Still, conversion rates – defined as the rate of weekly new patient telehealth visits divided by the mean weekly number of total new patient visits in 2019 – remained fairly low across the board, with most below 10%.
Those with the highest rates of telehealth conversion were neurosurgery and urology. The specialty with the lowest rate between March 8 and June 6 was orthopedics, while ENT had the lowest rate between June 7 and September 5.
The study notes that telehealth use declined starting in June 2020, for a number of probable factors: clinics reopening for in-person care, patients who had deferred care returning, and the perception of telehealth as a temporary solution.
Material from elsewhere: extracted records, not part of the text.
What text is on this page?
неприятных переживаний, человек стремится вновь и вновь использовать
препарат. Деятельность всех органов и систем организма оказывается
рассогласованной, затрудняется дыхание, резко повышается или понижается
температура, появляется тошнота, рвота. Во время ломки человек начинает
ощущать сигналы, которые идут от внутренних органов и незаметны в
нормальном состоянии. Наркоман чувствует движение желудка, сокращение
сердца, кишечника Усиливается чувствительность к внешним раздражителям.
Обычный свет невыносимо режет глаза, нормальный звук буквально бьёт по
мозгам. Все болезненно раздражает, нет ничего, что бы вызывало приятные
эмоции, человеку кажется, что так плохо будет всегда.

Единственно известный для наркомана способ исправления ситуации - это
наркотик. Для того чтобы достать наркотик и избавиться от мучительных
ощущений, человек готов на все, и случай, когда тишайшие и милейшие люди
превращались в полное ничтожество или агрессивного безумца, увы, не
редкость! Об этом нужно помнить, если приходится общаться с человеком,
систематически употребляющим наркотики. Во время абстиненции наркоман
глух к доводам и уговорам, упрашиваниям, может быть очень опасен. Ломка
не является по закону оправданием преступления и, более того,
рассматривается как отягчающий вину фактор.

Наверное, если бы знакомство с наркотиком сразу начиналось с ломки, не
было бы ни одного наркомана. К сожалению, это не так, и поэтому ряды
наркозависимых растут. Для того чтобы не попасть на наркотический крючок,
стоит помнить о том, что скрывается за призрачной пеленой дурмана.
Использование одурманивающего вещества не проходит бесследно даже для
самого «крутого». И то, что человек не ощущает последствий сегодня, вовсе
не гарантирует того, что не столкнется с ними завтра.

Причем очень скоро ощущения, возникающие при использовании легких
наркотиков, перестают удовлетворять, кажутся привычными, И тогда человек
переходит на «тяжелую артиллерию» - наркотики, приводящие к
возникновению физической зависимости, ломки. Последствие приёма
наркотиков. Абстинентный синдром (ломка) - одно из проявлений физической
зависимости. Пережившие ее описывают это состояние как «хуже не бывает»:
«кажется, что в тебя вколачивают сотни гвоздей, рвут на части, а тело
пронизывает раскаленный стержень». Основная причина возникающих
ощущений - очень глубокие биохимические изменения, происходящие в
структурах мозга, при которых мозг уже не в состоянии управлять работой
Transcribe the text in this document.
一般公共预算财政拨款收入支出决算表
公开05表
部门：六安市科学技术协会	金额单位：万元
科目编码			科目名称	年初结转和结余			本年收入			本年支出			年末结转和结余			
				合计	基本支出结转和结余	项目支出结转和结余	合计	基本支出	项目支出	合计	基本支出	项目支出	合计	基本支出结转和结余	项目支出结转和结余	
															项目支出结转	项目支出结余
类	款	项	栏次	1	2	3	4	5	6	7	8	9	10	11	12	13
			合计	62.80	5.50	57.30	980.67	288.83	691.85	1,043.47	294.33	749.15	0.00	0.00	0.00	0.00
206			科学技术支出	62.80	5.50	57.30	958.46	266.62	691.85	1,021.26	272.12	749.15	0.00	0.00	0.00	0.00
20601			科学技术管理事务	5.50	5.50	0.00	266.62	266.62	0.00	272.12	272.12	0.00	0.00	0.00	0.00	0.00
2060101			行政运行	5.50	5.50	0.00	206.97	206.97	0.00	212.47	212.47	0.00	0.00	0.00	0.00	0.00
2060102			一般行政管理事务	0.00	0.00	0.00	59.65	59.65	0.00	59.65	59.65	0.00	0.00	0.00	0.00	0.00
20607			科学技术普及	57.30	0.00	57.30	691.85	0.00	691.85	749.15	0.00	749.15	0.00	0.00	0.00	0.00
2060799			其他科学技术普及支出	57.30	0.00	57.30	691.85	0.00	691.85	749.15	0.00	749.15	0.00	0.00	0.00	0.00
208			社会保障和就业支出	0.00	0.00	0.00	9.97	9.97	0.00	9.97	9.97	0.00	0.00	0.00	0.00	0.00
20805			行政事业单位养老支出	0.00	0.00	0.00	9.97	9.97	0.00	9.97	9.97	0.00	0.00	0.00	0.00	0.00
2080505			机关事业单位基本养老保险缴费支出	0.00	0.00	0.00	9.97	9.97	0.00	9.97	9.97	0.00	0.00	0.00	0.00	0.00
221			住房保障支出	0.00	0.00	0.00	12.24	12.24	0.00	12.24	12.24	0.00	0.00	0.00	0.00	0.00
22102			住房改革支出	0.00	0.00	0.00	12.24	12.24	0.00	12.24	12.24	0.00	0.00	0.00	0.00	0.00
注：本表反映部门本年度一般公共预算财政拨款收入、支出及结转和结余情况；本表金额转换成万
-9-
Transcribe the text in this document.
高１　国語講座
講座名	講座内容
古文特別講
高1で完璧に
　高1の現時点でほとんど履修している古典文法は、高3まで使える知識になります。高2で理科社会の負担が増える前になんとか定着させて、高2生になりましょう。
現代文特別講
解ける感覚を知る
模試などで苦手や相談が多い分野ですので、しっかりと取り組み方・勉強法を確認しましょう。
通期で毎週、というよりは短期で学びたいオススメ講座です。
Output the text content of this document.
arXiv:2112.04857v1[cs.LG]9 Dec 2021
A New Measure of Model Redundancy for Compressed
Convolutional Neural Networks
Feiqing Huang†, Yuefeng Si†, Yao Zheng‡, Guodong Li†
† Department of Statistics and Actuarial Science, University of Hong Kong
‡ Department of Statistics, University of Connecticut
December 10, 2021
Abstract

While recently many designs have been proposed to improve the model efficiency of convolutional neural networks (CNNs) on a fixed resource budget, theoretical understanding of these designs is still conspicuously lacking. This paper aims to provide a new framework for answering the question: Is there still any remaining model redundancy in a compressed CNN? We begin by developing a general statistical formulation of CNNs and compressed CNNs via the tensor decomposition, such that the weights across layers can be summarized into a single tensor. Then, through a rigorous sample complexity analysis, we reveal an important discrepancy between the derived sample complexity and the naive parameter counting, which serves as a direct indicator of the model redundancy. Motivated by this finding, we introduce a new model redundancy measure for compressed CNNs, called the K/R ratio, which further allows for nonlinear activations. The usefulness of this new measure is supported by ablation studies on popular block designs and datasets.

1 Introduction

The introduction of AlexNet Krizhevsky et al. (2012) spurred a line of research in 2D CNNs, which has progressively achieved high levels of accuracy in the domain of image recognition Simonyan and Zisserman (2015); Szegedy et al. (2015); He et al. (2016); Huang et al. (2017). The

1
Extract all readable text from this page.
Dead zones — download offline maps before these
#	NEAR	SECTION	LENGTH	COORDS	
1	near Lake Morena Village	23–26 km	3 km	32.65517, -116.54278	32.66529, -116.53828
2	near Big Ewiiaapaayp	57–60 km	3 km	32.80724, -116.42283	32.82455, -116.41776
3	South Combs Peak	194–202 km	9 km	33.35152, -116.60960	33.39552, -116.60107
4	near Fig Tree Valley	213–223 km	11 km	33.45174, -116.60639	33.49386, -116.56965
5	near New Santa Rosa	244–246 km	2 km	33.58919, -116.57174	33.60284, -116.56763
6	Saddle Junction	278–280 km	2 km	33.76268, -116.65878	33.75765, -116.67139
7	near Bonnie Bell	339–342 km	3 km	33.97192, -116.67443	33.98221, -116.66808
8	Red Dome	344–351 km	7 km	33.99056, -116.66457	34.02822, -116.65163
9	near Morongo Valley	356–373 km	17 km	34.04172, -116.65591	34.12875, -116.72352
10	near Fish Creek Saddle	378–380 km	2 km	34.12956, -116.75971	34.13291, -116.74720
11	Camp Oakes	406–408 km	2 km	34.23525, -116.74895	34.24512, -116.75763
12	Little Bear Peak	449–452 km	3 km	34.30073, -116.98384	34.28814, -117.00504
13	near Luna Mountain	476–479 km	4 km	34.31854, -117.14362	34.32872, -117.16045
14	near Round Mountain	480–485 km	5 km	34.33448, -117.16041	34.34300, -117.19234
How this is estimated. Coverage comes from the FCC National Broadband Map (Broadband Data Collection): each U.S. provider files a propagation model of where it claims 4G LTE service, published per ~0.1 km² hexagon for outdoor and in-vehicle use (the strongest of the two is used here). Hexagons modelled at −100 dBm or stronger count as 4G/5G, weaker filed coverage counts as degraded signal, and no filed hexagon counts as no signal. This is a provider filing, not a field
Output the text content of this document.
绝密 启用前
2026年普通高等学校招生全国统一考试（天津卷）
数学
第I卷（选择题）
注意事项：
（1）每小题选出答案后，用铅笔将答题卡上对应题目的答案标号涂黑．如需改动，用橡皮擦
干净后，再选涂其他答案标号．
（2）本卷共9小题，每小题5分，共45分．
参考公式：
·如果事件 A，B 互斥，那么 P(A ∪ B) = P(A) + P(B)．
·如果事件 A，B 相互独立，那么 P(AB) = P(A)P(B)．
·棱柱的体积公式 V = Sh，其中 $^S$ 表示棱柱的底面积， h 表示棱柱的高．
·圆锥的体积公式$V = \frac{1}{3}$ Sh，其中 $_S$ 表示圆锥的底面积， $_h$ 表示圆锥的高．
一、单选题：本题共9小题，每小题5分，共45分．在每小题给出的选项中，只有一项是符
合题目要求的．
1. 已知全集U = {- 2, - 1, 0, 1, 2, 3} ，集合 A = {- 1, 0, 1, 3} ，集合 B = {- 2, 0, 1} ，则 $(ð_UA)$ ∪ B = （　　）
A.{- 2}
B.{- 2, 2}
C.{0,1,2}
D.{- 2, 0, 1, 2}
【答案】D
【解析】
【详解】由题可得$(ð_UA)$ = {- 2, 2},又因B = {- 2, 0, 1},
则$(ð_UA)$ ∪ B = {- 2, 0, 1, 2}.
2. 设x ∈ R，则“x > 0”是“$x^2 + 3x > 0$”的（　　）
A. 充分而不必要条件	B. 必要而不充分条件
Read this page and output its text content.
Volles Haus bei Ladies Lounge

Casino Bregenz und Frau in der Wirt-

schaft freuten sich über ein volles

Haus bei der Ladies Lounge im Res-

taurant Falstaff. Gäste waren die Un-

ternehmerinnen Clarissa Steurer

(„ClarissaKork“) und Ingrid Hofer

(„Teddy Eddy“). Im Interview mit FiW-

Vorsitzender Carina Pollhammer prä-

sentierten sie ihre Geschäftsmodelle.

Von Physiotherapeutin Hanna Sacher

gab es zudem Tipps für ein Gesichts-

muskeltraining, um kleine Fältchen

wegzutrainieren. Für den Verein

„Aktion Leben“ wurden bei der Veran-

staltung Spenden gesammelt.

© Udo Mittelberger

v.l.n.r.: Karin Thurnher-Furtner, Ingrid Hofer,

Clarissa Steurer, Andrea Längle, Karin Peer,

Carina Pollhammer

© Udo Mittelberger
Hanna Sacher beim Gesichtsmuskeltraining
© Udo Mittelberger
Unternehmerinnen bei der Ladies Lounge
“Additionally, in a field where physical examination is used to diagnose and to determine treatment plans, many surgeons have not been trained in how to assess patients via telehealth. Thus, many may consider it unsafe or inefficient (should patients need a second visit for in-person evaluation) to provide care via telehealth,” wrote researchers.
Researchers also flagged enduring barriers to telehealth use, including: a lack of private space, poor telephone or Internet connection, no device on which to contact clinicians, and difficulty understanding how to engage with virtual platforms.
“This study shows that telehealth conversion in surgery is not a one-size-fits-all solution,” wrote the team.
THE LARGER TREND
The verdict seems to be: probably, but to a lesser degree. And it will depend on the specialty. Maintaining access to behavioral healthcare via telemedicine has been consistently cited as a priority by lawmakers at both the state and federal level.
ON THE RECORD
“Telehealth was used by surgeons during the COVID-19 pandemic at much higher rates than in the past, with significant variation across specialties,” read the study.
“Determining the ideal rate of conversion to telehealth depends on the clinical needs of patients. Therefore, future research must focus on clinical outcomes for patients,” the researchers added.